If try curl api.identities.lab.ds from docker dsauthentication_php_1, then will get connection refused:

curl: (7) Failed to connect to api.identities.lab.ds port 80: Connection refused

I think this is the same type of error (code 7).

The strange thing is that the host name ofapi.identities.lab.ds been resolved as 127.0.0.1 from host dsauthentication_php_1. Suppose no process listen on port 80 of server dsauthentication_php_1. Is that's the reason?

marioprudhomme commented 6 years ago

What version of Docker are you running on your host machine? Which virtualization? HyperV? What version of HyperV?

It feels like an issue between Docker networks/communication.

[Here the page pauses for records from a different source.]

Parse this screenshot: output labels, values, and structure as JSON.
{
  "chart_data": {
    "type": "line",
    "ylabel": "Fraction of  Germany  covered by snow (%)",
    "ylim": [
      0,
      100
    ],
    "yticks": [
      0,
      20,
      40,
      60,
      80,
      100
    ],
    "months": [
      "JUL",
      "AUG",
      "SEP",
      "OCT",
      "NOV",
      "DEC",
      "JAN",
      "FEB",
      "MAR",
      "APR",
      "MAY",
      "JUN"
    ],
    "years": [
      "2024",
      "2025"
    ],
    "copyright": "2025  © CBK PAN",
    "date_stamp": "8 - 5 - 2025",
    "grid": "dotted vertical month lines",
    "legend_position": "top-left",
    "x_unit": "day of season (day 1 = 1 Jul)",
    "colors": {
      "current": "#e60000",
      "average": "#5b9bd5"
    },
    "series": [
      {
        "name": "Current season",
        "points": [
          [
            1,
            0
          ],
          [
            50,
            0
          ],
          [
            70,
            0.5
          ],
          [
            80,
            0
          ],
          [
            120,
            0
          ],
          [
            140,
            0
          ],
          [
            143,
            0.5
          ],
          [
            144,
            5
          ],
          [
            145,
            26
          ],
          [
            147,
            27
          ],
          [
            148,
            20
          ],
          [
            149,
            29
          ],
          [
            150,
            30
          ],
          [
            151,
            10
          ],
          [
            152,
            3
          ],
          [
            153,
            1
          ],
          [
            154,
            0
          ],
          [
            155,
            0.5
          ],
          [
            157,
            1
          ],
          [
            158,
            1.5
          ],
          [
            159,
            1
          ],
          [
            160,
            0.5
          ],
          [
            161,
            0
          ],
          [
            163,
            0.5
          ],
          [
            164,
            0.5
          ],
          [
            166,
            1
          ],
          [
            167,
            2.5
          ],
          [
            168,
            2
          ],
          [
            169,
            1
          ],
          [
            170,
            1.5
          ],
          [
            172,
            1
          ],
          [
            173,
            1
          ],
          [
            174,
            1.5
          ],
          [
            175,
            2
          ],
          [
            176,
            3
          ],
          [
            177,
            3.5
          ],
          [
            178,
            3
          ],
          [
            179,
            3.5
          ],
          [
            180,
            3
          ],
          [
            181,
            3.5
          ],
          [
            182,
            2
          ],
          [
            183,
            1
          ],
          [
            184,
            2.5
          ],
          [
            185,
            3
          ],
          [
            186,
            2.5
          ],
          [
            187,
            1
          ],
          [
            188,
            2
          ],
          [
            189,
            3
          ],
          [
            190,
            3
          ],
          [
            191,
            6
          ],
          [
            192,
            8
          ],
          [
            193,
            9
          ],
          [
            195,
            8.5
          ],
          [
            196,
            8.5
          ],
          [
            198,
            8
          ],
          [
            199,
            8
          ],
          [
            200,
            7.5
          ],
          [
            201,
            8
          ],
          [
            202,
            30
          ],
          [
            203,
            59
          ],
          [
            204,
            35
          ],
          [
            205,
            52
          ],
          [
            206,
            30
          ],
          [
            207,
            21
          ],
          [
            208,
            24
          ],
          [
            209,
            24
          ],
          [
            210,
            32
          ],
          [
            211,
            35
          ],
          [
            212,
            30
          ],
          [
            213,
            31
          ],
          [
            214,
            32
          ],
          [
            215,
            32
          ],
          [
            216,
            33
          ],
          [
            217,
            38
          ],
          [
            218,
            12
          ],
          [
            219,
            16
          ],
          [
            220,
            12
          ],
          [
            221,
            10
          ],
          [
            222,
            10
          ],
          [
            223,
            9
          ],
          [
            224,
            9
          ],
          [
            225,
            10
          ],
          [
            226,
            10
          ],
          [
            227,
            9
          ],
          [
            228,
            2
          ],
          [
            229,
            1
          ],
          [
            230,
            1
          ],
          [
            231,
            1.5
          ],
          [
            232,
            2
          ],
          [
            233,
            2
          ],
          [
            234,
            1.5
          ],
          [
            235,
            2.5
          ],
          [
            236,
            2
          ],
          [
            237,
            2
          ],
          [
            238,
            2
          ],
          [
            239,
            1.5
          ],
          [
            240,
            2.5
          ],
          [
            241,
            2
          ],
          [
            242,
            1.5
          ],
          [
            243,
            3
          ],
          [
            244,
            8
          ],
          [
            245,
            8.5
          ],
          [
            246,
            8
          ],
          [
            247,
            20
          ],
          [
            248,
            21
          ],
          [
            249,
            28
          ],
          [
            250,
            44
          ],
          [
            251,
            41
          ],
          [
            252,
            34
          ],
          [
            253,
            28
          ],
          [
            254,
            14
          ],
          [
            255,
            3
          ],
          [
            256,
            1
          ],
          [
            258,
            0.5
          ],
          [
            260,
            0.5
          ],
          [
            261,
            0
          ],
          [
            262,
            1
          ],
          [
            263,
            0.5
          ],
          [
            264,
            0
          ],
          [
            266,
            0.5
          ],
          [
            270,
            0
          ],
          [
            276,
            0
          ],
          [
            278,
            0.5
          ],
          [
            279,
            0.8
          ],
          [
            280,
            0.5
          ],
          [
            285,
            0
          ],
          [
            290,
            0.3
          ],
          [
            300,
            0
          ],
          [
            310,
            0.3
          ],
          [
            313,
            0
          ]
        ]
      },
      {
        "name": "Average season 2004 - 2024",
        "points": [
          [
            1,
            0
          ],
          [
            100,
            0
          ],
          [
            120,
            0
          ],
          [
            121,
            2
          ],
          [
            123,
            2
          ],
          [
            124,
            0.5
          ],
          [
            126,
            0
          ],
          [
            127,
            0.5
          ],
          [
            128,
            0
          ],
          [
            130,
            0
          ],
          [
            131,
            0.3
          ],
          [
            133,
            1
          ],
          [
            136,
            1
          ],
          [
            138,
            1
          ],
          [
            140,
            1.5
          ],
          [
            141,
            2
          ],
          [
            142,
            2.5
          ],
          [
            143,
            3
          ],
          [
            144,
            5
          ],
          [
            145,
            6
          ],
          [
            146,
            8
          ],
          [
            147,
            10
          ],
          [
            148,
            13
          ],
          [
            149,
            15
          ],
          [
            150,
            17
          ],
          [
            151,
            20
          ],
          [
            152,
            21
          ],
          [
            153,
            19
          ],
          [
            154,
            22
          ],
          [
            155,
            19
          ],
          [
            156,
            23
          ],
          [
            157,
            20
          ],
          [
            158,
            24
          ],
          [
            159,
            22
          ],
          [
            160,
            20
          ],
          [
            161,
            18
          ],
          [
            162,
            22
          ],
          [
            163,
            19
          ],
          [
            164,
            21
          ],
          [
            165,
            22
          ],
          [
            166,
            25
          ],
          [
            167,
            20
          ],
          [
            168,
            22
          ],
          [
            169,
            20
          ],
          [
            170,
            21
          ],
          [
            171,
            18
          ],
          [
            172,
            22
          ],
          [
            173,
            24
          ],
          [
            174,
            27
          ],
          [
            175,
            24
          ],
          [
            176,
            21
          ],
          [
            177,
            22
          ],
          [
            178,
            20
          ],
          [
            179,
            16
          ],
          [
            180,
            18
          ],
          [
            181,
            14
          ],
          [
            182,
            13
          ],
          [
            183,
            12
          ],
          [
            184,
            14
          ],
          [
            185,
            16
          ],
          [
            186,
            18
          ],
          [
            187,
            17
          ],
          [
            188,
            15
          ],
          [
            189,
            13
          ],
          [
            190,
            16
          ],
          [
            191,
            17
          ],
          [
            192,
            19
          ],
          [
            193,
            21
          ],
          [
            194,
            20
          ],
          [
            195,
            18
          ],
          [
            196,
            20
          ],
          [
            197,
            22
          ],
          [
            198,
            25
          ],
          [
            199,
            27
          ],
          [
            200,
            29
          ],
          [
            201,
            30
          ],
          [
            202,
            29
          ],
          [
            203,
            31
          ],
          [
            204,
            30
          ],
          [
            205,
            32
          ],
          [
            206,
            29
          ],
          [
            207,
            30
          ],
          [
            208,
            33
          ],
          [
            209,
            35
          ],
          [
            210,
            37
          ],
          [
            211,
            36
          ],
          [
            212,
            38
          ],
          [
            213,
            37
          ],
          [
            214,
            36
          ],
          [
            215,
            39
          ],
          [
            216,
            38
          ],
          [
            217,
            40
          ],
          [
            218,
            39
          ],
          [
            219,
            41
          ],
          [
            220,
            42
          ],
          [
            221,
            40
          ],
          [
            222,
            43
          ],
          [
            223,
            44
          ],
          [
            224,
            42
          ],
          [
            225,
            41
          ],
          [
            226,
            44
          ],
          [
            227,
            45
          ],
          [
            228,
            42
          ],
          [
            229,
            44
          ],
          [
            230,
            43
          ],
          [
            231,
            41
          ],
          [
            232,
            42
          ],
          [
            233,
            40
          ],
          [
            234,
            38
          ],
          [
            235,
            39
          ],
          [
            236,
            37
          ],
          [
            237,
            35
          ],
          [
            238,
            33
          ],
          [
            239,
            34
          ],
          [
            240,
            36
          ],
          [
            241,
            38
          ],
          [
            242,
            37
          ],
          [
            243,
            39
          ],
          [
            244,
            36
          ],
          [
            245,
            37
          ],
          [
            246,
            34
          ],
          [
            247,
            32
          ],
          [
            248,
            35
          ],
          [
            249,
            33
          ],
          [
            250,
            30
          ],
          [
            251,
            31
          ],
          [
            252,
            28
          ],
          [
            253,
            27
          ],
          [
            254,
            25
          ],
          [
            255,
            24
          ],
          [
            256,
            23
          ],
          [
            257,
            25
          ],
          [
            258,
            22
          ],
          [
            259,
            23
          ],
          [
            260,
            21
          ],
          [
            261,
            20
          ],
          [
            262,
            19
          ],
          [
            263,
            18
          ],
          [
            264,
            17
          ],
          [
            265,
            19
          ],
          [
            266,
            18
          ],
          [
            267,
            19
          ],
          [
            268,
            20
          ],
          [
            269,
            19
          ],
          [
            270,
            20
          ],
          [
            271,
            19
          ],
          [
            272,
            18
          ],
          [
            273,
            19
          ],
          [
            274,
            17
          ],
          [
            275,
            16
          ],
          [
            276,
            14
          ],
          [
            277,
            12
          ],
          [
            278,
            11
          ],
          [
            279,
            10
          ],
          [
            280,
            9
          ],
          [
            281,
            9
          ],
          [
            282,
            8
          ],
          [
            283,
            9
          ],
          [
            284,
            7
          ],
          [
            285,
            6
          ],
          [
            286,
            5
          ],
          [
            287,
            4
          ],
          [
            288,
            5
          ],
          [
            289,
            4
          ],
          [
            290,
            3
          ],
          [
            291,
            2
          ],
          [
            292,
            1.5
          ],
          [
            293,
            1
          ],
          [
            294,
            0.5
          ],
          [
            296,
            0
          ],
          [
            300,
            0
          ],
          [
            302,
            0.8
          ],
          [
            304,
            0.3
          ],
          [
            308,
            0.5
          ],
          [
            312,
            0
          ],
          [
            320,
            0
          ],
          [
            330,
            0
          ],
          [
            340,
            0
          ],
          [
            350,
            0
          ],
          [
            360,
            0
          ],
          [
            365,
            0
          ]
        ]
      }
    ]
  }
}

cetsupport commented 6 years ago

I run the docker version Docker version 17.09.0-ce, build afdb6d4 on top of windows 10.

HyperV version is:

Version
10.0.16299.15
marioprudhomme commented 6 years ago

Found the issue. We recently updated our internal DNS names to include the environment name (api.identities.lab.ds) and the docker-compose files still reflect the old names, making cross-microservice communications not work in lab mode. (Essentially, the Docker /etc/host file is out of date for each microservices)

Will create a patch in a moment.

Either do a full re-install after I've created the patch, or a quick fix to avoid doing a full install would be to:

1) Stop the authentication microservice container

cd /srv/authentication
docker-compose stop

2) Edit the docker-compose file (/srv/authentication/docker-compose.yml) to have .lab.ds, for example:

api.assets.lab.ds:${PROXY_HOST}
api.authentication.lab.ds:${PROXY_HOST}
...

3) Re-up the container:

docker-compose up -d
marioprudhomme commented 6 years ago

Lab DNS has been updated for each microservices.

cetsupport commented 6 years ago

Thanks, verified that the issue was resolved by the update. Suggest remove all app before reinstall, as many app's docker-compose.yml been updated.

marioprudhomme commented 6 years ago

Great. All of this lab DNS stuff is going away anyway once we have auto-discovery in place!